FinAccess shows a watershed in Kenya’s digital revolution from 2016, with rapidly escalating uptake of a range of digital products, riding on mobile money rails.

Youth who were aged 16-18 in 2016 would have entered a rapidly digitising financial landscape, as they transitioned to adulthood. Indeed, the late teens of 2016 who are now 21-23 years old, outstrip the population average in uptake of formal (especially digital) accounts and digital technology, including smartphones.FinAccess 2021 also shows increasing parity in secondary education completion rates, with a 4 percentage point gap in favour of boys in 2021. This is corroborated by other data which shows increased levels of gender parity, for example, in secondary enrolment, where girls are now ahead of boys (KIPPRA 2024).

We have long known that education and formal inclusion are strongly related; those with higher levels of education are also more likely to be financially included and take up digital financial solutions. Indeed, a Digital Finance and Gender Segmentation also published today, reveals that the most included and digitally connected women’s segment is marked out by their considerably higher levels of education compared with other segments.

What does this mean for Kenya’s youth?

Young men and women begin their digital finance journey at roughly similar levels. But at the age of 21-23, we start to see some divergence. Young men are more internet enabled than young women with a higher percentage having smartphones; a higher percentage of young men use their mobile accounts daily and have digital savings and loans compared with young women. Conversely, a significantly higher proportion of 21-23 year old women have informal loans and savings compared with their male counterparts.

Why, with similar levels of education and a similar early journey into the digital finance world, are we seeing these disparities by the time youth reach their early twenties?
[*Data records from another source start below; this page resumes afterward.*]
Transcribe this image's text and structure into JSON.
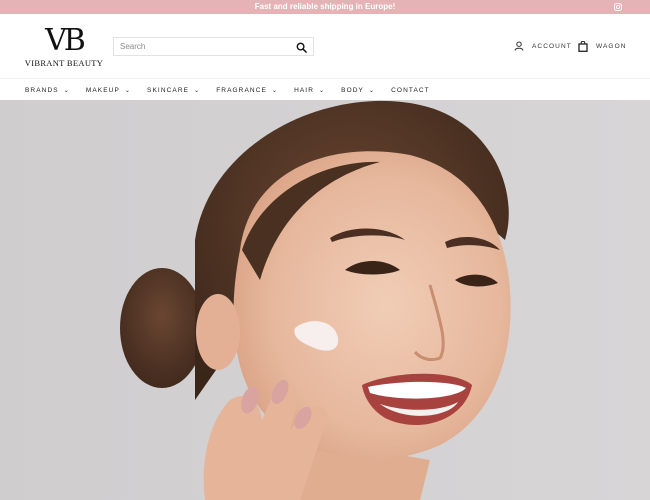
{
  "announcement": {
    "text": "Fast and reliable shipping in Europe!",
    "icon": "instagram-icon",
    "color": "#e5b3b5"
  },
  "logo": {
    "mark": "VB",
    "text": "VIBRANT BEAUTY"
  },
  "search": {
    "placeholder": "Search",
    "icon": "search-icon"
  },
  "utility": {
    "account_label": "ACCOUNT",
    "wagon_label": "WAGON"
  },
  "nav": {
    "items": [
      {
        "label": "BRANDS",
        "dropdown": true
      },
      {
        "label": "MAKEUP",
        "dropdown": true
      },
      {
        "label": "SKINCARE",
        "dropdown": true
      },
      {
        "label": "FRAGRANCE",
        "dropdown": true
      },
      {
        "label": "HAIR",
        "dropdown": true
      },
      {
        "label": "BODY",
        "dropdown": true
      },
      {
        "label": "CONTACT",
        "dropdown": false
      }
    ]
  },
  "hero": {
    "background": "#d3d1d2"
  }
}
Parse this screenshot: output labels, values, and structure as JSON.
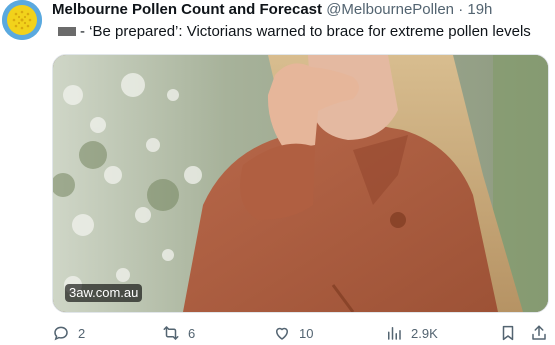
{
  "tweet": {
    "display_name": "Melbourne Pollen Count and Forecast",
    "handle": "@MelbournePollen",
    "separator": "·",
    "time": "19h",
    "text": "- ‘Be prepared’: Victorians warned to brace for extreme pollen levels",
    "media_source": "3aw.com.au"
  },
  "actions": {
    "replies": "2",
    "retweets": "6",
    "likes": "10",
    "views": "2.9K"
  },
  "icons": {
    "avatar": "yellow-flower-avatar",
    "reply": "speech-bubble-icon",
    "retweet": "retweet-arrows-icon",
    "like": "heart-icon",
    "views": "bar-chart-icon",
    "bookmark": "bookmark-icon",
    "share": "share-upload-icon"
  },
  "colors": {
    "text": "#0f1419",
    "muted": "#536471",
    "avatar_bg": "#5aa9df",
    "avatar_flower": "#f2d21b"
  }
}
Is increased gender parity and the generation change in uptake of digital finance so recent that 21-23 year olds still exhibit some of the old gender divides? Or is there something else going on?

Strikingly, FinAccess reveals that by the time they reach 21-23, nearly half of young women have families (47%) compared with only 13% of young men; on the other hand, nearly three quarters of young men (73%) are earning income compared with only 52% of young women. Women’s early assumption of family responsibilities means that their participation in the labour force is curtailed despite their similar levels of secondary education, and this may also impact their financial behaviour.
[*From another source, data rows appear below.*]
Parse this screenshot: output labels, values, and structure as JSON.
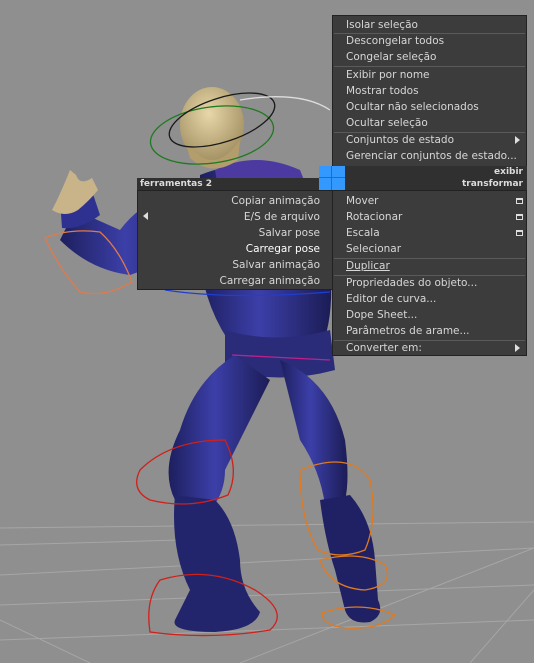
{
  "quad_right": {
    "items": [
      "Isolar seleção",
      "Descongelar todos",
      "Congelar seleção",
      "Exibir por nome",
      "Mostrar todos",
      "Ocultar não selecionados",
      "Ocultar seleção",
      "Conjuntos de estado",
      "Gerenciar conjuntos de estado..."
    ],
    "header_top": "exibir",
    "header_bottom": "transformar",
    "transform_items": [
      "Mover",
      "Rotacionar",
      "Escala",
      "Selecionar",
      "Duplicar",
      "Propriedades do objeto...",
      "Editor de curva...",
      "Dope Sheet...",
      "Parâmetros de arame...",
      "Converter em:"
    ]
  },
  "quad_left": {
    "header": "ferramentas 2",
    "items": [
      "Copiar animação",
      "E/S de arquivo",
      "Salvar pose",
      "Carregar pose",
      "Salvar animação",
      "Carregar animação"
    ]
  },
  "colors": {
    "viewport_bg": "#8f8f8f",
    "menu_bg": "#3c3c3c",
    "quad_center": "#3399ff",
    "character": "#2b2d7e",
    "rig_red": "#d0201a",
    "rig_orange": "#e07a20"
  }
}
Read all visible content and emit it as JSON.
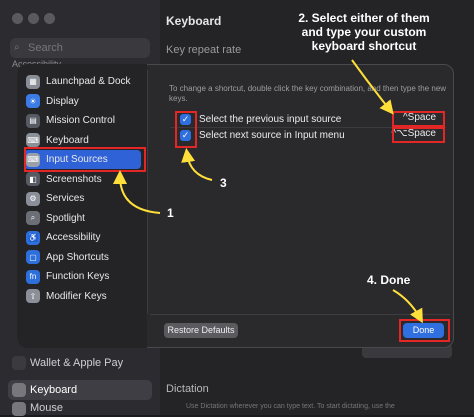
{
  "background": {
    "search_placeholder": "Search",
    "sidebar_top_item": "Accessibility",
    "sidebar_bottom_items": [
      "Wallet & Apple Pay",
      "Keyboard",
      "Mouse"
    ],
    "main_title": "Keyboard",
    "key_repeat_label": "Key repeat rate",
    "dictation_label": "Dictation",
    "dictation_footer": "Use Dictation wherever you can type text. To start dictating, use the"
  },
  "sheet": {
    "categories": [
      {
        "label": "Launchpad & Dock",
        "icon": "launchpad-icon",
        "color": "#888d96"
      },
      {
        "label": "Display",
        "icon": "display-icon",
        "color": "#3b7be5"
      },
      {
        "label": "Mission Control",
        "icon": "mission-control-icon",
        "color": "#555a63"
      },
      {
        "label": "Keyboard",
        "icon": "keyboard-icon",
        "color": "#8a8f98"
      },
      {
        "label": "Input Sources",
        "icon": "input-sources-icon",
        "color": "#9aa0aa"
      },
      {
        "label": "Screenshots",
        "icon": "screenshot-icon",
        "color": "#555a63"
      },
      {
        "label": "Services",
        "icon": "services-icon",
        "color": "#8a8f98"
      },
      {
        "label": "Spotlight",
        "icon": "spotlight-icon",
        "color": "#6c6f76"
      },
      {
        "label": "Accessibility",
        "icon": "accessibility-icon",
        "color": "#2d6fdc"
      },
      {
        "label": "App Shortcuts",
        "icon": "app-shortcuts-icon",
        "color": "#2d6fdc"
      },
      {
        "label": "Function Keys",
        "icon": "function-keys-icon",
        "color": "#2d6fdc"
      },
      {
        "label": "Modifier Keys",
        "icon": "modifier-keys-icon",
        "color": "#8a8f98"
      }
    ],
    "selected_category": "Input Sources",
    "hint": "To change a shortcut, double click the key combination, and then type the new keys.",
    "shortcuts": [
      {
        "label": "Select the previous input source",
        "keys": "^Space",
        "checked": true
      },
      {
        "label": "Select next source in Input menu",
        "keys": "^⌥Space",
        "checked": true
      }
    ],
    "restore_button": "Restore Defaults",
    "done_button": "Done"
  },
  "annotations": {
    "step2": "2. Select either of them and type your custom keyboard shortcut",
    "step2_lines": [
      "2. Select either of them",
      "and type your custom",
      "keyboard shortcut"
    ],
    "step1": "1",
    "step3": "3",
    "step4": "4. Done",
    "accent_color": "#ffe03b",
    "box_color": "#e32727"
  }
}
For young women, informal services offer value in supporting their efforts to juggle family responsibilities and income earning. Informal services build social capital essential to managing household liquidity and risks, as well as building financial capabilities through the greater flexibility offered by informal finance. Young men’s aggressive entry into labour markets, competing for (mainly casual) jobs, on the other hand, presents different risks and opportunities, and this may influence their propensity to take up digital technology and digital finance.

While finance alone cannot address the gendered economic divide, financiers could do more to develop solutions which support women’s need to straddle the reproductive and productive economy, for example through enhanced formal/informal linkages and more flexible terms. Digital solutions for teens may also help to give girls more choices and options in relation to their entry into productive and reproductive economies. In the context of Kenya’s demographic transition, taking seriously the need to design appropriate solutions for youth of both genders, but for young girls in particular, is an imperative the financial sector cannot ignore.